Apa sebutan untuk non kristen

Bismillah
Perlahan tapi pasti, umat ini mulai tercemari oleh watak umat pendahulunya, Yahudi dan Nasrani. Yang punya kebiasaan memelintir ayat-ayat Allah Ta’ala, atau beriman pada sebagian ayat, dan ingkar dengan sebagian ayat yang lain.

Allah Ta’ala berfirman,

مِّنَ ٱلَّذِينَ هَادُواْ يُحَرِّفُونَ ٱلۡكَلِمَ عَن مَّوَاضِعِهِۦ وَيَقُولُونَ سَمِعۡنَا وَعَصَيۡنَا وَٱسۡمَعۡ غَيۡرَ مُسۡمَعٖ وَرَٰعِنَا لَيَّۢا بِأَلۡسِنَتِهِمۡ وَطَعۡنٗا فِي ٱلدِّينِۚ وَلَوۡ أَنَّهُمۡ قَالُواْ سَمِعۡنَا وَأَطَعۡنَا وَٱسۡمَعۡ وَٱنظُرۡنَا لَكَانَ خَيۡرٗا لَّهُمۡ وَأَقۡوَمَ وَلَٰكِن لَّعَنَهُمُ ٱللَّهُ بِكُفۡرِهِمۡ فَلَا يُؤۡمِنُونَ إِلَّا قَلِيلٗا

“Diantara orang-orang Yahudi, ada yang men-tahrif kalimat-kalimat Taurat dari aslinya. Mereka berkata, ‘Kami mendengar firman Allah Ta’ala, tetapi kami tidak mau mentaati.’ Jika kaum Yahudi diperintah untuk mendengarkan Al-Qur’an, mereka tidak mau mendengarkannya. Bahkan berkata, ‘Ya Muhammad, dengarkan ucapan kami.’Mereka memutar-balikkan ayat-ayat Taurat ketika membacanya, dan mencela Islam. Sekiranya kaum Yahudi berkata, ‘Ya Muhammad, kami mendengar dan mentaati Al-Qur’an yang kamu baca, bukan berkata ,’Ya Muhammad, dengar dan perhatikan perkataan kami.’ Niscaya ucapan mereka kami mendengar dan mentaati itu lebih baik bagi mereka dan lebih terpuji di sisi Allah Ta’ala. Namun, kaum Yahudi memilih kafir kepada Muhammad, sehingga Allah Ta’ala melaknat mereka. Karena itu, hanya sedikit sekali orang Yahudi yang mau beriman kepada Muhammad.” (QS. An-Nisa’ : 46)

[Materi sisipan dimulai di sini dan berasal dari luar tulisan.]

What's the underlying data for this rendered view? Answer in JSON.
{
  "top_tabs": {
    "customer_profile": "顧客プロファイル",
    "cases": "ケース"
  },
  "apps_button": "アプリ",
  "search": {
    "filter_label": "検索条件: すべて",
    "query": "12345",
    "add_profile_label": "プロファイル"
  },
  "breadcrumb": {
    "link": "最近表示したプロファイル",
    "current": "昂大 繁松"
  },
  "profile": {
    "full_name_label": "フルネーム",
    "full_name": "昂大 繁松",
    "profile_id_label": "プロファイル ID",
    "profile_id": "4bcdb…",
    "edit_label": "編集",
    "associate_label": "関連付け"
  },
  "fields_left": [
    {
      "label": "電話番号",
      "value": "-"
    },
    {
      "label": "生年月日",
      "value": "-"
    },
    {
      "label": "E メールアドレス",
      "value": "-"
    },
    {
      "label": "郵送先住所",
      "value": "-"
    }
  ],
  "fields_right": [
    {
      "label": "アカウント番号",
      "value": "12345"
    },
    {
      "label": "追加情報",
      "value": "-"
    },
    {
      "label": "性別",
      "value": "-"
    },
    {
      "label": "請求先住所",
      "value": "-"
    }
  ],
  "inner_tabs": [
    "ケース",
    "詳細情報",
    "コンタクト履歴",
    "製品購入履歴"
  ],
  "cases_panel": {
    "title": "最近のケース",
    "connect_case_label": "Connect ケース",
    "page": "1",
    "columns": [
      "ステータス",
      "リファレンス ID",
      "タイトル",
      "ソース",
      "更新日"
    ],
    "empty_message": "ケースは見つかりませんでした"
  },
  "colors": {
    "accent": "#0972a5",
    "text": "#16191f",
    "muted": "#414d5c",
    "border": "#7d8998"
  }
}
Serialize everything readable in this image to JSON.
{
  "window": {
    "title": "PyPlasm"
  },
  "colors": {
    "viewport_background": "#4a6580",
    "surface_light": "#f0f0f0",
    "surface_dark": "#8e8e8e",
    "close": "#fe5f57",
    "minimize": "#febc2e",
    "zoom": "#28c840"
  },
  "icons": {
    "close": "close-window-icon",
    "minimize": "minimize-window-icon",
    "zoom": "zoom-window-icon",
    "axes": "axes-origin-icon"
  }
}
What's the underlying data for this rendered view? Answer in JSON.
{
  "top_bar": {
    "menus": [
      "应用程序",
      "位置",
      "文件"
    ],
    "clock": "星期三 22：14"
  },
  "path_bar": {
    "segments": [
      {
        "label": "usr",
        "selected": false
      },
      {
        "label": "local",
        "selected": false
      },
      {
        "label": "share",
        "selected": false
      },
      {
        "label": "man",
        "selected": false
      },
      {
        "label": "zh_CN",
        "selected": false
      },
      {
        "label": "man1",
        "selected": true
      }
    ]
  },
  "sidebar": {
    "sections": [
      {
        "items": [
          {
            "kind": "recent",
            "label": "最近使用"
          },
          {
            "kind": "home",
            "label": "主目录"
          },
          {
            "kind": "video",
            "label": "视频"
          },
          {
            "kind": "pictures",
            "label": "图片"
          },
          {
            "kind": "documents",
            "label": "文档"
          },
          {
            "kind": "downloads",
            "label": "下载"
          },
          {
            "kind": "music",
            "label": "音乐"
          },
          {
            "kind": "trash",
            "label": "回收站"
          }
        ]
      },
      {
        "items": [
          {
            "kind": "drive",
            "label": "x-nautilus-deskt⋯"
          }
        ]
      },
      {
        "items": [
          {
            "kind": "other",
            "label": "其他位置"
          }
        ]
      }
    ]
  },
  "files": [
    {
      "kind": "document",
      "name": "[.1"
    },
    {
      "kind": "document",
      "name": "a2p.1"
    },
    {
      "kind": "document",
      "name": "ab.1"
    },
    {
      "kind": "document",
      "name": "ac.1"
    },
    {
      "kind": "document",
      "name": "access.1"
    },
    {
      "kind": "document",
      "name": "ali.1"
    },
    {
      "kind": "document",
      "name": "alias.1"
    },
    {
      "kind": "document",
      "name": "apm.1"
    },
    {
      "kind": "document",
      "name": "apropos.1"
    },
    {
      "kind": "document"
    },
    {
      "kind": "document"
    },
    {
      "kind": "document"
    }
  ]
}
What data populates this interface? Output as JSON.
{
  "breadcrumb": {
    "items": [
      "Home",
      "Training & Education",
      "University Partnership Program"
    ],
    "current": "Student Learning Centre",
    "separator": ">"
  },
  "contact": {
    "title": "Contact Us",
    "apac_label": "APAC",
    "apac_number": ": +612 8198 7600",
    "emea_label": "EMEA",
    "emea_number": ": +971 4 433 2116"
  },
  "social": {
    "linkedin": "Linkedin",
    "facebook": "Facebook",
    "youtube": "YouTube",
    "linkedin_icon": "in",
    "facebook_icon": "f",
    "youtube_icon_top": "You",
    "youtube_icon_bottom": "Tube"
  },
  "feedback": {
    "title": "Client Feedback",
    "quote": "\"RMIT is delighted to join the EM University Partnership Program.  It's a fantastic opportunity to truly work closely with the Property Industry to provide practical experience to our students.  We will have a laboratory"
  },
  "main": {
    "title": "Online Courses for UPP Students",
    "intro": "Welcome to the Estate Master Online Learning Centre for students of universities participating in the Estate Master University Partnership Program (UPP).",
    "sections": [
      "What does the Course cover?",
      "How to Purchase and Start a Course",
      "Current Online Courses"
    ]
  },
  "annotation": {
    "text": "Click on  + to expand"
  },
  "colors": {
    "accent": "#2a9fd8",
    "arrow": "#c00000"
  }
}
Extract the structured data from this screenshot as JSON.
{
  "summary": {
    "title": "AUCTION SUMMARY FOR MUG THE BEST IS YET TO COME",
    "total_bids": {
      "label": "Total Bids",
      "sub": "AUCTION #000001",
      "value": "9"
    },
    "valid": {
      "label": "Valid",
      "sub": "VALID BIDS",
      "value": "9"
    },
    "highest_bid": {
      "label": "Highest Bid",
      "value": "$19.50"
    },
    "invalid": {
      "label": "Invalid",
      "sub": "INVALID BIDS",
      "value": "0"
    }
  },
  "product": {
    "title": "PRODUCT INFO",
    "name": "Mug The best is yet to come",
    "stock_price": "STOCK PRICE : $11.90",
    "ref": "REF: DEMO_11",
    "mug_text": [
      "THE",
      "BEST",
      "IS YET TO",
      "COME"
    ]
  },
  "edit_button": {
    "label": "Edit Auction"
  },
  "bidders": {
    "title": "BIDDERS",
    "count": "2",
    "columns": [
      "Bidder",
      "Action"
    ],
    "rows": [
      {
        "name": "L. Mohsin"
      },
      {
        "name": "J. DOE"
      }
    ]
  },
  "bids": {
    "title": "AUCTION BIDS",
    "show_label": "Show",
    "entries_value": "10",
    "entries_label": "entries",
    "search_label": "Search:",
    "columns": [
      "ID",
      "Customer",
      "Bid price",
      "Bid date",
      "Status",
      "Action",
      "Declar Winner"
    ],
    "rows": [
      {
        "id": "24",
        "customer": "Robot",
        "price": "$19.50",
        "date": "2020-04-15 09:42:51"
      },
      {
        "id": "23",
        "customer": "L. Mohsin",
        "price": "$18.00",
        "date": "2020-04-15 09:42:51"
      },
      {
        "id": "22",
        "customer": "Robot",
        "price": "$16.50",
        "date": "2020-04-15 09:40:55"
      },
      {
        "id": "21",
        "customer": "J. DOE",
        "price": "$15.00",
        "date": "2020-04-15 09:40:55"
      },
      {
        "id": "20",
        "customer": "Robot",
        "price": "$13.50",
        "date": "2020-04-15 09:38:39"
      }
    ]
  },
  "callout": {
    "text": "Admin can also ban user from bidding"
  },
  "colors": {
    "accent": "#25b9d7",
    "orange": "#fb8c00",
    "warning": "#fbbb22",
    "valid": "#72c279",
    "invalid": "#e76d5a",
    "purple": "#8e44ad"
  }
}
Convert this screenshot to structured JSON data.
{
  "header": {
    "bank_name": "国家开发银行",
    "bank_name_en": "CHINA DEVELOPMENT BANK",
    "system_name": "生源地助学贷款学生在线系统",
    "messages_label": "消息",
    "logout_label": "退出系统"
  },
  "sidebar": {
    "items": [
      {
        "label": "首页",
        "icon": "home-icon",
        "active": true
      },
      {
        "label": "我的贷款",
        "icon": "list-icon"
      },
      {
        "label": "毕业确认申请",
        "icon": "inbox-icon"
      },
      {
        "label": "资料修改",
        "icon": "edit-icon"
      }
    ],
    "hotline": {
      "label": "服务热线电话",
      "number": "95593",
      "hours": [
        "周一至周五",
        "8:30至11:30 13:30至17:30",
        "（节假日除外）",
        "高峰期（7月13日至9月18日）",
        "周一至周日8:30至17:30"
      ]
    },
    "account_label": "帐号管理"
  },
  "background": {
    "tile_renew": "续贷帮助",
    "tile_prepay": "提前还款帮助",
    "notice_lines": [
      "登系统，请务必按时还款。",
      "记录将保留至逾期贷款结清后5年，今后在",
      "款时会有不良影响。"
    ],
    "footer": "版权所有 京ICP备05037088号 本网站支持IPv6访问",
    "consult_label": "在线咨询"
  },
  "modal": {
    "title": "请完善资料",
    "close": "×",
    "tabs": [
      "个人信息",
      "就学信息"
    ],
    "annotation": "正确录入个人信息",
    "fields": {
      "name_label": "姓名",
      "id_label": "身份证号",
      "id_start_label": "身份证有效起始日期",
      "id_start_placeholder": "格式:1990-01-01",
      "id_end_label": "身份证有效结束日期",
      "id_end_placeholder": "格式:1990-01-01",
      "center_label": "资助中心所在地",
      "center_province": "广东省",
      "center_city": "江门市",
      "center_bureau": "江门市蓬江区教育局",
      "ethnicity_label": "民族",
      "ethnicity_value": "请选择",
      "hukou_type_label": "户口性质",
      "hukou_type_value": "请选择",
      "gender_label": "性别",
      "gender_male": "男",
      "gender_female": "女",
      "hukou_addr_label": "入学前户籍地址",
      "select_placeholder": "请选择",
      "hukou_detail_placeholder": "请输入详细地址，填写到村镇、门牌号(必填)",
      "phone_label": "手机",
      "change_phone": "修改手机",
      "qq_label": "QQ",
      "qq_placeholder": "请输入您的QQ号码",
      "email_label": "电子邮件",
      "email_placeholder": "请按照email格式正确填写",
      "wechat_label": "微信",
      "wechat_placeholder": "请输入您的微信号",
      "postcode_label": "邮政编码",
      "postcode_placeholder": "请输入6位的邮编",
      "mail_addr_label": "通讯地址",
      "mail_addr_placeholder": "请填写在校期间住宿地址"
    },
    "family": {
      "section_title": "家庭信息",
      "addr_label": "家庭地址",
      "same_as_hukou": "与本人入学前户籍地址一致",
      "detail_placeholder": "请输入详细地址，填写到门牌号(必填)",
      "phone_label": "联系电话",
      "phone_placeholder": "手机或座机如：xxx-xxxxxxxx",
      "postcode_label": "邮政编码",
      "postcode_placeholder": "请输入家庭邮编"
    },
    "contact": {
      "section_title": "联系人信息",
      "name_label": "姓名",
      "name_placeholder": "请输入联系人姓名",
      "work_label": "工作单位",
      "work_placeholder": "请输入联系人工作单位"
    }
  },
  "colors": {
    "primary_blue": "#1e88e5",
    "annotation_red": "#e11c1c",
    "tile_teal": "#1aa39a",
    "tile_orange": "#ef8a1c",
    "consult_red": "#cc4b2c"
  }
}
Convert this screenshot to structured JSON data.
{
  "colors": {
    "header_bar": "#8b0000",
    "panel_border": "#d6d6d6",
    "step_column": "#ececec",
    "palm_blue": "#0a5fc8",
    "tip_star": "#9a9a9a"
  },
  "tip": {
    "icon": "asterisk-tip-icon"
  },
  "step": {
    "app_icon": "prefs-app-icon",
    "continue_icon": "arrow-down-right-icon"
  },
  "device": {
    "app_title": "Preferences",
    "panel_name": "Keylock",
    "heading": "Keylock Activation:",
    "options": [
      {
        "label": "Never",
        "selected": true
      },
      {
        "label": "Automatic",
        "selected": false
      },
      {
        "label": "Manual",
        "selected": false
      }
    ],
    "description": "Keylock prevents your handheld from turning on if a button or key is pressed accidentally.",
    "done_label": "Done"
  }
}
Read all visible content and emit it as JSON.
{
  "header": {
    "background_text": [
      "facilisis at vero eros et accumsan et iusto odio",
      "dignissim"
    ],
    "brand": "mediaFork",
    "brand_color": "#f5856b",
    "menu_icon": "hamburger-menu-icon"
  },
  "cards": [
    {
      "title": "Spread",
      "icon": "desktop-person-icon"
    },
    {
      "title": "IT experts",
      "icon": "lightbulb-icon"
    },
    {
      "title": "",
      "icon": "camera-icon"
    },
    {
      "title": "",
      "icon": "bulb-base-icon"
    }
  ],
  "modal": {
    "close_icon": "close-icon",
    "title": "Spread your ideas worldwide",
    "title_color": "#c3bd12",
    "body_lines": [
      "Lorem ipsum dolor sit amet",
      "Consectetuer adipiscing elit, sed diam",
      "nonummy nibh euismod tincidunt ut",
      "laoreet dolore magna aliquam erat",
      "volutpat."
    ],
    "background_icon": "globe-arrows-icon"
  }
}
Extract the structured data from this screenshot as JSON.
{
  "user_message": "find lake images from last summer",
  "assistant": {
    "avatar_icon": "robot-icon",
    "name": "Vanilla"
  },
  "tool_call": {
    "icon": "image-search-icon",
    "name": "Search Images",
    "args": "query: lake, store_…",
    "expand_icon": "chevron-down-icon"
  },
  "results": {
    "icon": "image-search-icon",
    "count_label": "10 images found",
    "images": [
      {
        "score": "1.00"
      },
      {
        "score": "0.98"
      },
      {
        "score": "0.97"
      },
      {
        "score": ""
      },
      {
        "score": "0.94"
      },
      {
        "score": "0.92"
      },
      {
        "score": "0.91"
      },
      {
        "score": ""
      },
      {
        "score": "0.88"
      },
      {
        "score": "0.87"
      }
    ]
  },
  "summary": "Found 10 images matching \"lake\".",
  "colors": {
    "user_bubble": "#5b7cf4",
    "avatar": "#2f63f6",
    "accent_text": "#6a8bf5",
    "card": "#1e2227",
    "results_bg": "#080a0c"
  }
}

Baca Juga: Rincian Memanggil dengan kata “Wahai Orang Kafir”

Status kafir, adalah istilah Qurani yang telah disebut dalam banyak ayat, yang telah disepakati oleh seluruh ulama Islam di setiap generasi. Kafir adalah status untuk orang yang tidak beriman kepada Allah Ta’ala dan Rasul-Nya Muhammad shalallahu ‘alaihi wa sallam. Sebagaimana mukmin adalah sebutan untuk orang yang beriman kepada Allah dan Rasul-Nya Muhammad shalallahu ‘alaihi wa sallam.

Entah karena tidak tahu atau pura-pura tidak tahu, sekian banyak ayat dalam Al-Qur’an yang menyebut kata kafir mau dikemanakan?! Akankah istilah kafir di situ akan diubah menjadi non muslim atau warga negara (muwatinun)??

Benar kata Nabi shalallahu alaihi wa sallam,

لَتَتَّبِعُنَّ سَنَنَ الَّذِينَ منْ قَبْلِكُمْ شِبْرًا بِشِبْرٍ وَذِرَاعًا بِذِرَاعٍ حَتَّى لَوْ دَخَلُوا فِى جُحْرِ ضَبٍّ لاَتَّبَعْتُمُوهُمْ , قُلْنَا يَا رَسُولَ اللَّهِ آلْيَهُودَ وَالنَّصَارَى قَالَ : فَمَنْ

“Sungguh kalian akan mengikuti jalan orang-orang sebelum kalian sejengkal demi sejengkal dan sehasta demi sehasta sampai jika orang-orang yang kalian ikuti itu masuk ke lubang dhob (yang sempit sekalipun, -pen), pasti kalian pun akan mengikutinya. ‘Wahai Rasulullah, apakah yang diikuti itu adalah Yahudi dan Nashrani?’ Tanya para sahabat. Beliau menjawab, ‘Lantas siapa lagi?!’” (HR. Muslim no. 2669)

Baca Juga: Kafirkah Kedua Orang Tua Nabi? (Antara Dalil Dan Perasaan)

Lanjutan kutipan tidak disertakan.